#4 – Kommunikation und autonomes Nervensystem – gern atypisch
Kommunikation. Ok, klar, lass uns reden.
Wozu brauchen wir das autonome Nervensystem dabei? Reichen Worte nicht? Warum alles kompliziert machen?
Ganz einfach: Unser Körper quasselt den ganzen Tag, die ganze Nacht, einfach ununterbrochen auf vielen Kanälen. Ganz ohne Worte. Blicke, Gesten, Körperhaltungen, Rhythmen, Präsenz – er verhält sich ständig zu seiner Umgebung, unabhängig von einem Gespräch, von einer anwesenden Person.
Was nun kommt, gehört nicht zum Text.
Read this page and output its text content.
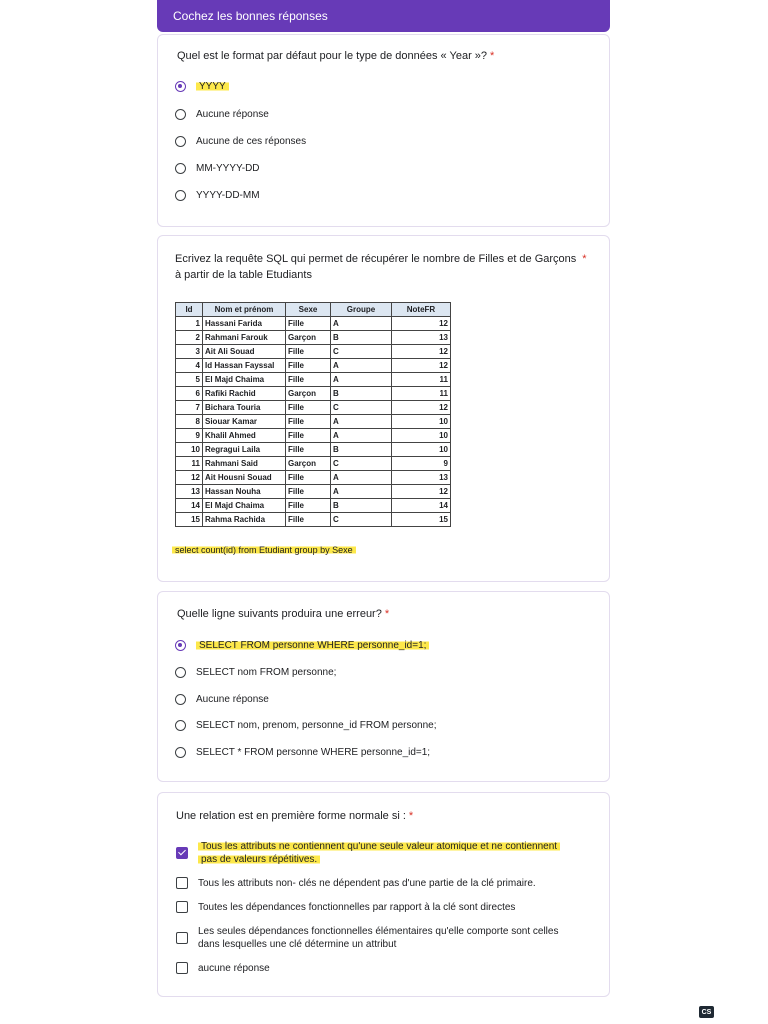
Cochez les bonnes réponses
Quel est le format par défaut pour le type de données « Year »? *
YYYY
Aucune réponse
Aucune de ces réponses
MM-YYYY-DD
YYYY-DD-MM
Ecrivez la requête SQL qui permet de récupérer le nombre de Filles et de Garçons *
à partir de la table Etudiants
Id	Nom et prénom	Sexe	Groupe	NoteFR
1	Hassani Farida	Fille	A	12
2	Rahmani Farouk	Garçon	B	13
3	Ait Ali Souad	Fille	C	12
4	Id Hassan Fayssal	Fille	A	12
5	El Majd Chaima	Fille	A	11
6	Rafiki Rachid	Garçon	B	11
7	Bichara Touria	Fille	C	12
8	Siouar Kamar	Fille	A	10
9	Khalil Ahmed	Fille	A	10
10	Regragui Laila	Fille	B	10
11	Rahmani Said	Garçon	C	9
12	Ait Housni Souad	Fille	A	13
13	Hassan Nouha	Fille	A	12
14	El Majd Chaima	Fille	B	14
15	Rahma Rachida	Fille	C	15
select count(id) from Etudiant group by Sexe
Quelle ligne suivants produira une erreur? *
SELECT FROM personne WHERE personne_id=1;
SELECT nom FROM personne;
Aucune réponse
SELECT nom, prenom, personne_id FROM personne;
SELECT * FROM personne WHERE personne_id=1;
Une relation est en première forme normale si : *
Tous les attributs ne contiennent qu'une seule valeur atomique et ne contiennent
pas de valeurs répétitives.
Tous les attributs non- clés ne dépendent pas d'une partie de la clé primaire.
Toutes les dépendances fonctionnelles par rapport à la clé sont directes
Les seules dépendances fonctionnelles élémentaires qu'elle comporte sont celles
dans lesquelles une clé détermine un attribut
aucune réponse
CS
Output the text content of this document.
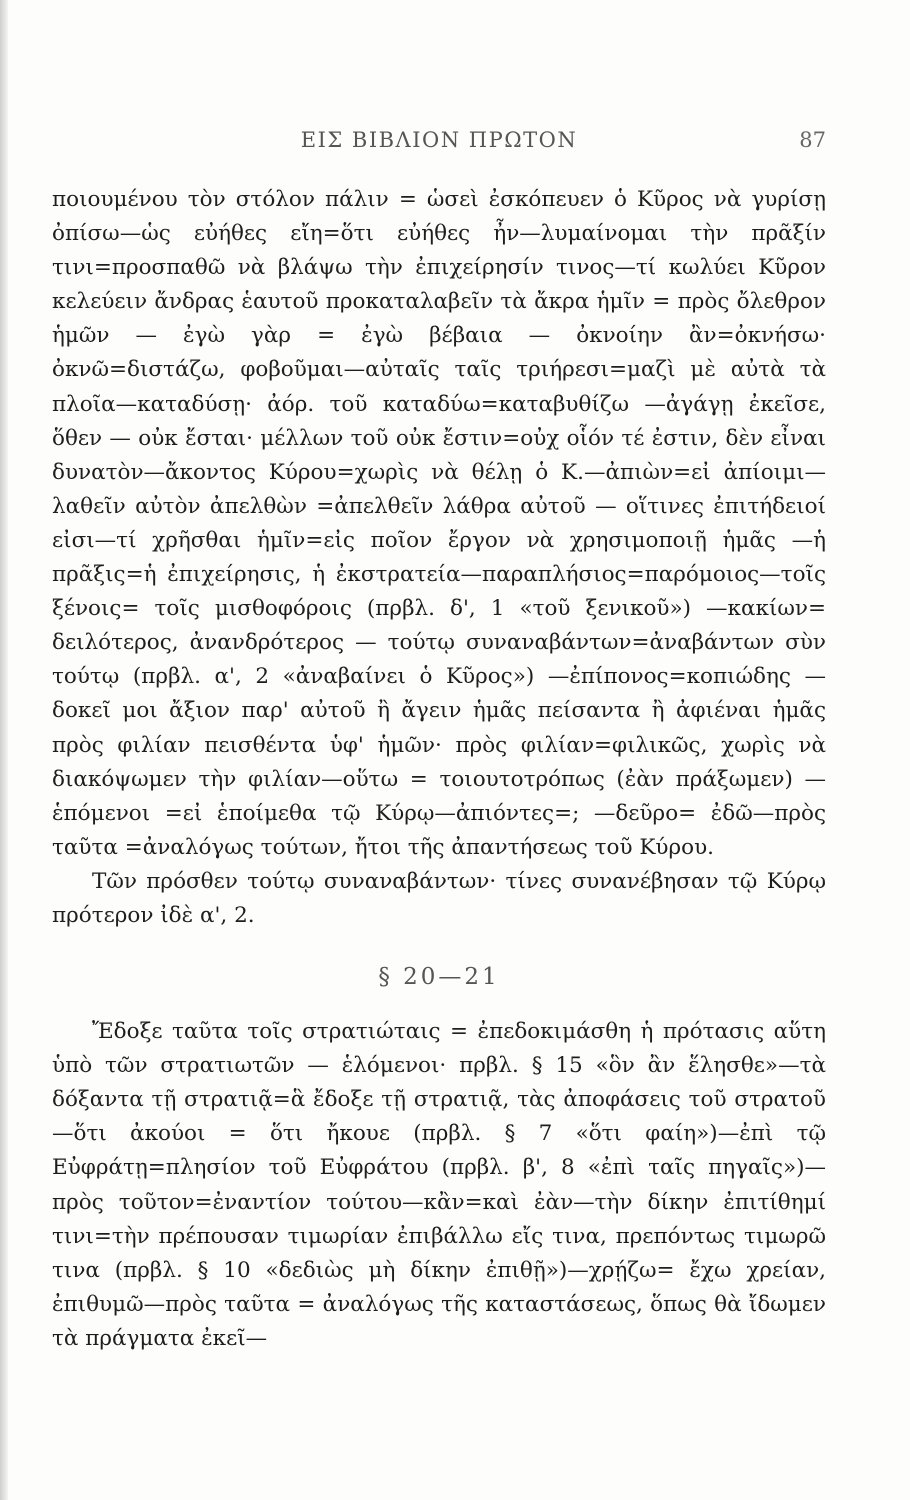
ΕΙΣ ΒΙΒΛΙΟΝ ΠΡΩΤΟΝ	87

ποιουμένου τὸν στόλον πάλιν = ὡσεὶ ἐσκόπευεν ὁ Κῦρος νὰ γυρίσῃ ὀπίσω—ὡς εὐήθες εἴη=ὅτι εὐήθες ἦν—λυμαίνομαι τὴν πρᾶξίν τινι=προσπαθῶ νὰ βλάψω τὴν ἐπιχείρησίν τινος—τί κωλύει Κῦρον κελεύειν ἄνδρας ἑαυτοῦ προκαταλαβεῖν τὰ ἄκρα ἡμῖν = πρὸς ὄλεθρον ἡμῶν — ἐγὼ γὰρ = ἐγὼ βέβαια — ὀκνοίην ἂν=ὀκνήσω· ὀκνῶ=διστάζω, φοβοῦμαι—αὐταῖς ταῖς τριήρεσι=μαζὶ μὲ αὐτὰ τὰ πλοῖα—καταδύσῃ· ἀόρ. τοῦ καταδύω=καταβυθίζω —ἀγάγῃ ἐκεῖσε, ὅθεν — οὐκ ἔσται· μέλλων τοῦ οὐκ ἔστιν=οὐχ οἷόν τέ ἐστιν, δὲν εἶναι δυνατὸν—ἄκοντος Κύρου=χωρὶς νὰ θέλῃ ὁ Κ.—ἀπιὼν=εἰ ἀπίοιμι—λαθεῖν αὐτὸν ἀπελθὼν =ἀπελθεῖν λάθρα αὐτοῦ — οἵτινες ἐπιτήδειοί εἰσι—τί χρῆσθαι ἡμῖν=εἰς ποῖον ἔργον νὰ χρησιμοποιῇ ἡμᾶς —ἡ πρᾶξις=ἡ ἐπιχείρησις, ἡ ἐκστρατεία—παραπλήσιος=παρόμοιος—τοῖς ξένοις= τοῖς μισθοφόροις (πρβλ. δ', 1 «τοῦ ξενικοῦ») —κακίων= δειλότερος, ἀνανδρότερος — τούτῳ συναναβάντων=ἀναβάντων σὺν τούτῳ (πρβλ. α', 2 «ἀναβαίνει ὁ Κῦρος») —ἐπίπονος=κοπιώδης — δοκεῖ μοι ἄξιον παρ' αὐτοῦ ἢ ἄγειν ἡμᾶς πείσαντα ἢ ἀφιέναι ἡμᾶς πρὸς φιλίαν πεισθέντα ὑφ' ἡμῶν· πρὸς φιλίαν=φιλικῶς, χωρὶς νὰ διακόψωμεν τὴν φιλίαν—οὕτω = τοιουτοτρόπως (ἐὰν πράξωμεν) — ἑπόμενοι =εἰ ἑποίμεθα τῷ Κύρῳ—ἀπιόντες=; —δεῦρο= ἐδῶ—πρὸς ταῦτα =ἀναλόγως τούτων, ἤτοι τῆς ἀπαντήσεως τοῦ Κύρου.

Τῶν πρόσθεν τούτῳ συναναβάντων· τίνες συνανέβησαν τῷ Κύρῳ πρότερον ἰδὲ α', 2.

§ 20—21

Ἔδοξε ταῦτα τοῖς στρατιώταις = ἐπεδοκιμάσθη ἡ πρότασις αὕτη ὑπὸ τῶν στρατιωτῶν — ἑλόμενοι· πρβλ. § 15 «ὃν ἂν ἕλησθε»—τὰ δόξαντα τῇ στρατιᾷ=ἃ ἔδοξε τῇ στρατιᾷ, τὰς ἀποφάσεις τοῦ στρατοῦ—ὅτι ἀκούοι = ὅτι ἤκουε (πρβλ. § 7 «ὅτι φαίη»)—ἐπὶ τῷ Εὐφράτῃ=πλησίον τοῦ Εὐφράτου (πρβλ. β', 8 «ἐπὶ ταῖς πηγαῖς»)—πρὸς τοῦτον=ἐναντίον τούτου—κἂν=καὶ ἐὰν—τὴν δίκην ἐπιτίθημί τινι=τὴν πρέπουσαν τιμωρίαν ἐπιβάλλω εἴς τινα, πρεπόντως τιμωρῶ τινα (πρβλ. § 10 «δεδιὼς μὴ δίκην ἐπιθῇ»)—χρῄζω= ἔχω χρείαν, ἐπιθυμῶ—πρὸς ταῦτα = ἀναλόγως τῆς καταστάσεως, ὅπως θὰ ἴδωμεν τὰ πράγματα ἐκεῖ—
Er spannt an, entspannt, lässt locker in allen nur denkbaren Varianten und Möglichkeiten.
Diese Spannungsregulation passiert entsprechend unserer gemachten und abgespeicherten Erfahrungen. Bewusst und noch viel mehr unbewusst. Das autonome Nervensystem ist immer dabei, immer wach. Arbeitet still vor sich hin, reguliert unsere komplexen Körperfunktionen, auch wenn wir schlafen.
Typischerweise haben wir im Laufe unseres Lebens bestimmte Muster und Strukturen entwickelt, mit denen wir gut durch unser Leben kommen. Bestimmte Abläufe, bestimmte Speisen, bestimmte Gewohnheiten – die Liste ist lang. Das gibt uns im besten Fall das Gefühl: alles klar, alles normal, alles unter Kontrolle, kenn ich.
Mit der Zeit lernen wir, auch unangenehme Sachen und Dinge mit bestimmten Taktiken gut zu meistern und erarbeiten uns auch da klasse Muster fürs Umschiffen. Puh, geschafft, entspannen. Nix mehr unangenehm, einfach unbewusste Routine und wird erledigt, null Stress.
Genau darin liegt die Krux. Diese Muster werden in unserem Nervensystem zu Autobahnen. Gut und sehr gut ausgebaut, oft und routiniert von uns befahren. Wir lesen keine Straßenschilder mehr und düsen dahin. Auch wenn sich die Gegebenheiten, die Umgebung neben der Autobahn, Tempolimits und Abfahrten ändern. Hat doch immer gut gepasst. Unsere Umgebung und deren ständige Veränderung nehmen wir düsend nicht mehr wahr, sind in Gedanken bei dieser und jener Aufgabe, beim Hörspiel – also irgendwo im Kopf und seinem Kino. Unsere Muster funktionieren immer besser, unsere Reaktionen werden damit immer schneller und auch enger. Ja und? Wo ist das Problem? Ist doch effizient, oder?
Wir sind nicht mehr im wirklichen Kontakt mit uns, mit der Welt und dem Boden unter unseren Füßen. Unser autonomes Nervensystem schon. Unser willentlich-logisches System hat seinen eigenen Plan und seine routinierten Abarbeitungsschleifen entwickelt. Beide arbeiten entkoppelt vor sich hin. Haben ganz schön zu tun, in diesem Zustand die reale Welt für uns zu zusammenzuhalten. Das kostet Kraft, Energie, Anstrengung, doch die bemerken wir selten als solche. Stattdessen reagieren wir mit unserer individuellen Schwachstelle. Wie auch immer ein introvertierter, extrovertierter oder in sich ruhender Mensch auf diese körperlich zunehmende Kraftanstrengung reagiert. Mit Krankheit, Dauerspannung, Dampfablassen, sich Zurückziehen…
Wie wäre es alternativ mit Achtspuriger-Autobahn-Mustervermeidung? Landstraßen sind ok, zweispurige Autobahnen auch. Hier mal acht Spuren, dort vielleicht nur drei. Und gelegentlich ein neuer Trampelpfad? Schon das wäre mehr geistige Wachheit und Offenheit.
Wie wäre es mit Wahrnehmen lernen; was sagt mir mein eigenes Nervensystem in dieser Situation? Warum weiche ich zurück? Was stört mich? Was wäre mir angenehmer? Was ließe mich in dieser Situation körperlich entspannter stehen, sitzen, gehen, liegen? Was bräuchte mein Kopf, um sich wohler zu fühlen?
→ Wenn du die Signale deines autonomen Nervensystems hören lernst, und mit bewussten Entscheidungen in bestimmten Situationen ein „ist angekommen, wir arbeiten dran“-Feedback geben könntest, wäre das nicht viel entspannter? Würde das nicht Stress vermeiden? Was es auf alle Fälle ist: ein Traum für dein Nervensystem. Und, es ist heutzutage ein atypisches Verhalten, welches dein Körper nach etwas Übung mit Tiefenentspannung belohnt.